As our lives are increasingly filled with video and audio streams from computers, phones, TVs, iPods, and tablets, writing may seem less relevant, yet it is still how much of the world communicates. It is our strongest tool to help organize ideas and thoughts, develop concepts, and learn about ourselves and the way we think. To prove the point, the vast majority of the video and audio we consume is borne through the written word. Writing, especially creative writing, is the original, and perhaps the most complete, form of interactive learning. Yet, most students spend relatively little time honing their writing skills.
Writing assists with many language skills — how to form language, how to spell, how to argue, or how to construct a plot. Of course, speaking can help you learn those things as well, but the ability to review and revise written compositions encourages learning along the way.
Creative writing in particular aids language development at all levels: grammar, vocabulary, phonology, and discourse. It requires learners to manipulate the language in interesting and demanding ways in the attempt to express personal concepts. Much of the school curriculum focuses on the left side of the brain, the practical, logical side. Creative writing summons the right side of the brain, with more emphasis on feelings, physical sensations, and intuition. As art, drama, and music classes are cut from the school day, any opportunity to develop creativity should be welcomed. Writing creatively also affords students of different learning-styles the chance to excel in self-expression.
Perhaps most importantly, writing proficiency increases self-confidence and self-esteem. Writers discover things for themselves about language and about themselves, too, thus promoting personal as well as linguistic growth. Inevitably, these gains are reflected in a corresponding increase in motivation.
Often referred to as “the neglected R,” writing has been identified as one of the skills most lacking in our schools, and the skill deficit which contributes most to the widening of the achievement gap. The ability to compose essays and stories requires constant practice over many years — a requirement that many of our schools cannot meet due to overcrowding and underfunding. The reality is that many of our teachers are so encumbered with administration and testing that they shy away from setting enough composition assignments which will inevitably result in hours of grading and follow-up.

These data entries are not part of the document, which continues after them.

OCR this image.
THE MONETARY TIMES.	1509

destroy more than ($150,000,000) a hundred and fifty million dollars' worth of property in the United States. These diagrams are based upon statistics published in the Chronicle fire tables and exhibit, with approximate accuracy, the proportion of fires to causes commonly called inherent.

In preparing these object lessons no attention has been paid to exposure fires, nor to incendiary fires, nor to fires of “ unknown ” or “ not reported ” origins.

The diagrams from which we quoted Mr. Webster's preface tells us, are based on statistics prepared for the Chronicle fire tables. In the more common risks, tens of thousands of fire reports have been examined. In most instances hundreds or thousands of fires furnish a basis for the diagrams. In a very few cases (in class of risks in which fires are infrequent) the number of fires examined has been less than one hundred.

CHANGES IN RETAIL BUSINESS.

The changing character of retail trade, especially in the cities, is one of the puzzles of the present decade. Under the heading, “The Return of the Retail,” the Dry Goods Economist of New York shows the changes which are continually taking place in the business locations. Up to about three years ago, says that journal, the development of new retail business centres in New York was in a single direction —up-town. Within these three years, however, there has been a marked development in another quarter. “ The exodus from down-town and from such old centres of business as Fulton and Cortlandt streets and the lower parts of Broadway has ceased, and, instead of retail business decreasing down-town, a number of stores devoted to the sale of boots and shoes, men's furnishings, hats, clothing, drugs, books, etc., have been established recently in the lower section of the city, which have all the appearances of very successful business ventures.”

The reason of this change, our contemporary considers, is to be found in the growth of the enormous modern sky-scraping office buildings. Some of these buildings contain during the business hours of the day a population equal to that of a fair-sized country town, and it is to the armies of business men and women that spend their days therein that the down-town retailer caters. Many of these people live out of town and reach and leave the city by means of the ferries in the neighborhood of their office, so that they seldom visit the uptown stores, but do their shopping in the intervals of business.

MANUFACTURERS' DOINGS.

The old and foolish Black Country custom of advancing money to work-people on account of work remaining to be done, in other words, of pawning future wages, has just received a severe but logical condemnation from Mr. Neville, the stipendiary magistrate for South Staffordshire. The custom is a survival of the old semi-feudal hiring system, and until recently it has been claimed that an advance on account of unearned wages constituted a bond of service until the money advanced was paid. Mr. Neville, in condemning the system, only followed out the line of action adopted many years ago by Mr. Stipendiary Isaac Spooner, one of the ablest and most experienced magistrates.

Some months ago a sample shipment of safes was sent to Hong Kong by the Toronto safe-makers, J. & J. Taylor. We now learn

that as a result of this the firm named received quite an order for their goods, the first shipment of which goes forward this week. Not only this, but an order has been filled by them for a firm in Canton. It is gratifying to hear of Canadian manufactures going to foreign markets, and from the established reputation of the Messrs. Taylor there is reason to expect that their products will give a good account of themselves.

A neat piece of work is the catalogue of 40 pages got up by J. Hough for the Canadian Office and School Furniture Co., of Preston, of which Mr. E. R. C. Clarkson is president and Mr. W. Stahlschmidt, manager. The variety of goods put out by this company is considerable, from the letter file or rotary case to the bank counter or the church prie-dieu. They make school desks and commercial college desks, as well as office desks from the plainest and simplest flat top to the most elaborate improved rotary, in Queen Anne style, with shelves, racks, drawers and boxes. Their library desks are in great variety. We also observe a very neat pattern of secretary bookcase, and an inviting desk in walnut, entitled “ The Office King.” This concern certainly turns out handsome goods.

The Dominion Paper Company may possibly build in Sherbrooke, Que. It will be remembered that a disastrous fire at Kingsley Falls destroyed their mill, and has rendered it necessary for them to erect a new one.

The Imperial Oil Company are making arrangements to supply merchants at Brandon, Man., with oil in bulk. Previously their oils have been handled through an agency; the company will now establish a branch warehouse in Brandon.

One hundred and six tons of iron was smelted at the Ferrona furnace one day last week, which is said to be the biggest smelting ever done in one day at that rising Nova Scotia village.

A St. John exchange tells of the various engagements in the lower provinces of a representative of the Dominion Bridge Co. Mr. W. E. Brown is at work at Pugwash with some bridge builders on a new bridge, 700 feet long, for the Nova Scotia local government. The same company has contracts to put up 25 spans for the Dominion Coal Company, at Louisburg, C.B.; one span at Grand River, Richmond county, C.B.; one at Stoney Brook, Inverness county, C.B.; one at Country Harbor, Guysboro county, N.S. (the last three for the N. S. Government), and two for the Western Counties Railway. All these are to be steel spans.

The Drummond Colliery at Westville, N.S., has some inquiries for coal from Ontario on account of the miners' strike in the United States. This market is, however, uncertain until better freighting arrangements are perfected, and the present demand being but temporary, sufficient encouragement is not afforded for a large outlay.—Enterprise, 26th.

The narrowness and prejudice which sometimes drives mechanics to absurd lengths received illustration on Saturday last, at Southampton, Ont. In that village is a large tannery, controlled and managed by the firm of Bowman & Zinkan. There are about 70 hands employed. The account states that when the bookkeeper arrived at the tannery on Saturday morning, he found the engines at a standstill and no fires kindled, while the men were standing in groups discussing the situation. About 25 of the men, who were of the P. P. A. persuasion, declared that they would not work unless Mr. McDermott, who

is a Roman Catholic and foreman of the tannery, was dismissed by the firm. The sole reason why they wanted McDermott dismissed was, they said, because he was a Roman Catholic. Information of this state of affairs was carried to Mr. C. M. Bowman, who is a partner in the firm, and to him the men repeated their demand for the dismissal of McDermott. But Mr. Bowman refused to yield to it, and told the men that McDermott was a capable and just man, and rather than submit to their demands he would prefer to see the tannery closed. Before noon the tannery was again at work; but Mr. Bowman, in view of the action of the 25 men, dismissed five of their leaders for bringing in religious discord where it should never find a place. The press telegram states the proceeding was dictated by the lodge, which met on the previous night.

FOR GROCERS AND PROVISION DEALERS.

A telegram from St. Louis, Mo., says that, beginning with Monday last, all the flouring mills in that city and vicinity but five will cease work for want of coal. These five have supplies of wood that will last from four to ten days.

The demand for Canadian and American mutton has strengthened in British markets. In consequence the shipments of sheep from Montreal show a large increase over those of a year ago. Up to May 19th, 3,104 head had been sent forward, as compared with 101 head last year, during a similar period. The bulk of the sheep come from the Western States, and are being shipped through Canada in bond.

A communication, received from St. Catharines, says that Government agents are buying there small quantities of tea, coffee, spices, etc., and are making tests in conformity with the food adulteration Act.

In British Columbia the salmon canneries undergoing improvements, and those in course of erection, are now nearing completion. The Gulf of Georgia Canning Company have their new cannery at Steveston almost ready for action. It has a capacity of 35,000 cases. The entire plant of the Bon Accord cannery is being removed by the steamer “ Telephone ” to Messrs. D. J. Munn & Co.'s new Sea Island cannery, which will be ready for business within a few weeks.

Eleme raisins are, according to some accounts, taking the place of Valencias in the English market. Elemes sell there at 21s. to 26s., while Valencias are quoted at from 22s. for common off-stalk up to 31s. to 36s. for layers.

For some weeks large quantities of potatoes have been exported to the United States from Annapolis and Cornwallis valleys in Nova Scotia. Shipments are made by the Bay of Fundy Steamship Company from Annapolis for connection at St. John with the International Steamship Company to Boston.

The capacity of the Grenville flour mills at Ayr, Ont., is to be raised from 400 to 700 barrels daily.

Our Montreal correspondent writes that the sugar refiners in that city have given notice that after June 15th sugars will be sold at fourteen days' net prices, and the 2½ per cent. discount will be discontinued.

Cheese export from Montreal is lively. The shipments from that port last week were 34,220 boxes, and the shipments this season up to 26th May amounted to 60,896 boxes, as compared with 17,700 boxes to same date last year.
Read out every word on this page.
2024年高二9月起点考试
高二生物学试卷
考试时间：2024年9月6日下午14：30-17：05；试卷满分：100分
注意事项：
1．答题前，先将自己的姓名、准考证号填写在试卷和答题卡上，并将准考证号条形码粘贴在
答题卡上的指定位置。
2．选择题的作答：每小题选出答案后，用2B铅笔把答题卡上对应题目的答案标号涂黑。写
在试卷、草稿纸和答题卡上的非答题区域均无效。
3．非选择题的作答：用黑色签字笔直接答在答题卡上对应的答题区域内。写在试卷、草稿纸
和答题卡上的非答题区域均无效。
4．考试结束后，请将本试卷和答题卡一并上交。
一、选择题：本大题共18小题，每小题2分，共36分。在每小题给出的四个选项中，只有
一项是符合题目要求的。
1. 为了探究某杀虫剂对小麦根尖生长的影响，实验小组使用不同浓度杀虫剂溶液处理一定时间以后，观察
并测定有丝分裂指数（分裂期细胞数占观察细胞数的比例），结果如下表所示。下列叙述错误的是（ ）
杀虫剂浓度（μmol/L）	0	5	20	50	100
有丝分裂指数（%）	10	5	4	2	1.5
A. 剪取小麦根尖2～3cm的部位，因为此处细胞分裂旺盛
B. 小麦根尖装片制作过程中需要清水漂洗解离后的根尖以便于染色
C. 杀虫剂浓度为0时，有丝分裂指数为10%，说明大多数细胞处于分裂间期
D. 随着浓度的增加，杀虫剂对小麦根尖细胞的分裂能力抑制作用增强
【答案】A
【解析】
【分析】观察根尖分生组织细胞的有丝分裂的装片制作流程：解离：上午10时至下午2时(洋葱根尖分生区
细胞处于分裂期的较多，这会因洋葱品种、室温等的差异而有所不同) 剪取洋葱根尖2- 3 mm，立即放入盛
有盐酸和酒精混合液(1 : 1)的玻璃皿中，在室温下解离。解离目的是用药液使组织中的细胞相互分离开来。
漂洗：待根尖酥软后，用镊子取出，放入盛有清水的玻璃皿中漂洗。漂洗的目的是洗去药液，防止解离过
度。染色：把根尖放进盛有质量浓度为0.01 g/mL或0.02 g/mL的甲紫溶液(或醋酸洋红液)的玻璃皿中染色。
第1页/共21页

After years of development, automated writing tutors and essay grading engines are finally gaining widespread acceptance. Critics argue that they will stifle creativity and we must ensure that they are not used as an attempt to replace the creative skills that only a teacher can instill. However, if they enable more students to write more often, they should be welcome. Writing software is not a replacement for human readers who can coax ideas and develop skills in our students through the revision process, but rather a 21st century resource for teachers. At its best, computer-based writing tools can help students improve their writing while allowing them to develop their computer literacy.